Om de stride sensor automatisch te kalibreren kies je

  • Instellingen > Sportprofielen > Hardlopen > Stride sensor > Kalibratie > Automatisch

Als de stride sensor wordt gebruikt, kan de automatische kalibratie ook tijdens een sessie worden gestart. Houd LICHT ingedrukt om naar het Snelmenu te gaan en kies daarna Stride sensor > Kalibratie > Automatisch.

Pasfrequentie en -lengte

Pasfrequentie* is het aantal keren per minuut dat de voet met de stride sensor* de grond raakt. Paslengte* is de gemiddelde lengte van een pas. Dat is de afstand tussen je linker- en rechtervoet wanneer deze de grond raken. Loopsnelheid = 2 * paslengte * pasfrequentie Er zijn twee manieren om sneller te lopen: je benen met een hogere frequentie bewegen of grotere passen nemen. Top langeafstandslopers lopen gewoonlijk met een hoge pasfrequentie van 85-95. Heuvel op zijn de pasfrequentiewaarden lager. Heuvel af zijn ze hoger. Lopers passen hun paslengte aan om snelheid op te bouwen; de paslengte neemt toe naarmate de snelheid toeneemt. De meest gemaakte fout bij beginnende lopers is het maken van te grote passen. De meest efficiënte paslengte is de natuurlijke – die waarbij men zich het prettigst voelt. Je kunt tijdens wedstrijden harder lopen door je beenspieren te versterken, zodat deze je met grotere passen vooruit brengen.

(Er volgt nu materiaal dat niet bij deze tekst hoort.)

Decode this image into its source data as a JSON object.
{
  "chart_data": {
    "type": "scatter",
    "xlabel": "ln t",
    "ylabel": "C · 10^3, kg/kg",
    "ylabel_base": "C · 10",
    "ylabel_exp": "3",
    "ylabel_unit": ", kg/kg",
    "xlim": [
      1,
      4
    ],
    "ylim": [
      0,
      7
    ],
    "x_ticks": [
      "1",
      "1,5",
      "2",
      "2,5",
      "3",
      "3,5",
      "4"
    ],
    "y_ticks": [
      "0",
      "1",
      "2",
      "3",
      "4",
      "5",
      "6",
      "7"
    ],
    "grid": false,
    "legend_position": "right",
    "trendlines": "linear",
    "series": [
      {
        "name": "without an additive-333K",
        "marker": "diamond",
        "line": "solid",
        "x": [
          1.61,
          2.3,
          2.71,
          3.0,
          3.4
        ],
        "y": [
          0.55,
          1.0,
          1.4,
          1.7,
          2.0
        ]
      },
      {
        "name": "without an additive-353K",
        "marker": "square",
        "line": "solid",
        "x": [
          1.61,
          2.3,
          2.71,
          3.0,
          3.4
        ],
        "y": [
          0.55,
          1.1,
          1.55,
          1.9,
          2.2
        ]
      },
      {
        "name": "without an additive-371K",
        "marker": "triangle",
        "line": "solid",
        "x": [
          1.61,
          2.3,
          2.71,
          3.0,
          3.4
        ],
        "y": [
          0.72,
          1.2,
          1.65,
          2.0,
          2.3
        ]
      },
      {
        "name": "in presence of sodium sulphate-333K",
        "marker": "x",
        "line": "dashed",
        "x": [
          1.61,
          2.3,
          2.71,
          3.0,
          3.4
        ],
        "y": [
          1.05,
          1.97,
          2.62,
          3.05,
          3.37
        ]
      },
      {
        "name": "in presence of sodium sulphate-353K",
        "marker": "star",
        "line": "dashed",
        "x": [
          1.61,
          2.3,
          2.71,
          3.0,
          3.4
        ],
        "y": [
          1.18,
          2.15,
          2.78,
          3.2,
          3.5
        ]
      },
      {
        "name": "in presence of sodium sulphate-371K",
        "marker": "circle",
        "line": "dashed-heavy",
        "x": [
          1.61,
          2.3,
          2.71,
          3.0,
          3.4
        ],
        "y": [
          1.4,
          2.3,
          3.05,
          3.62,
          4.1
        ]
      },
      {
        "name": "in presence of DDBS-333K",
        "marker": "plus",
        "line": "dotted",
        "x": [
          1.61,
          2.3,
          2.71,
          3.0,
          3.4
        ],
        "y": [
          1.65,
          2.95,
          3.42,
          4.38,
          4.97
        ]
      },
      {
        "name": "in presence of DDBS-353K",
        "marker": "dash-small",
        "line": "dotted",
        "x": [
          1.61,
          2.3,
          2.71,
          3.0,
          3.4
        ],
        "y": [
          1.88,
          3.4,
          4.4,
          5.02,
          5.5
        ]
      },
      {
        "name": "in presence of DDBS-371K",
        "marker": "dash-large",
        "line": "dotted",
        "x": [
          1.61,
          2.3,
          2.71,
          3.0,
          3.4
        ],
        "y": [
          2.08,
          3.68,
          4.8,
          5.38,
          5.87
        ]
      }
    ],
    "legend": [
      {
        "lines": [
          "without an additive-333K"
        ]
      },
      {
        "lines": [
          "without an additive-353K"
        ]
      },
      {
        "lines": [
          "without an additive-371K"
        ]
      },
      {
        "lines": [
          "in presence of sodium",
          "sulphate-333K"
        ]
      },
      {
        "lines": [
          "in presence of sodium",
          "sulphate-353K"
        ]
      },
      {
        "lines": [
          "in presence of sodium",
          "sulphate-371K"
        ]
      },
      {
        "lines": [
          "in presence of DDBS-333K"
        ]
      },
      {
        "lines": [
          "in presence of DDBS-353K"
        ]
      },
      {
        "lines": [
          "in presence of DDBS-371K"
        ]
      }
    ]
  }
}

Probeer ook de efficiëntie van de pasfrequentie te maximaliseren. Het is niet eenvoudig om de pasfrequentie te verbeteren, maar als je op de juiste wijze traint, kun je het gedurende de gehele training volhouden en je prestaties maximaliseren. Om de pasfrequentie te ontwikkelen, moet de zenuw-spierbinding betrekkelijk vaak worden getraind. Eenmaal per week een sessie pasfrequentie trainen is een goed begin. Neem wat pasfrequentiewerk op in de rest van je week. Tijdens lange, gemakkelijke afstanden kun je zo nu en dan de pasfrequentie opvoeren. Een goede manier om de paslengte te verbeteren, is specifieke krachtsinspanningen te ondernemen, zoals over heuvels lopen, in los zand lopen of trappen op lopen. Een zesweekse trainingsperiode met daarin krachtwerk zou moeten leiden tot merkbare verbeteringen van de paslengte, en als dit wordt gecombineerd met een snellere beensnelheid (zoals korte passen bij het beste 5 km-tempo), zouden ook merkbare verbeteringen van de algemene snelheid moeten kunnen worden waargenomen.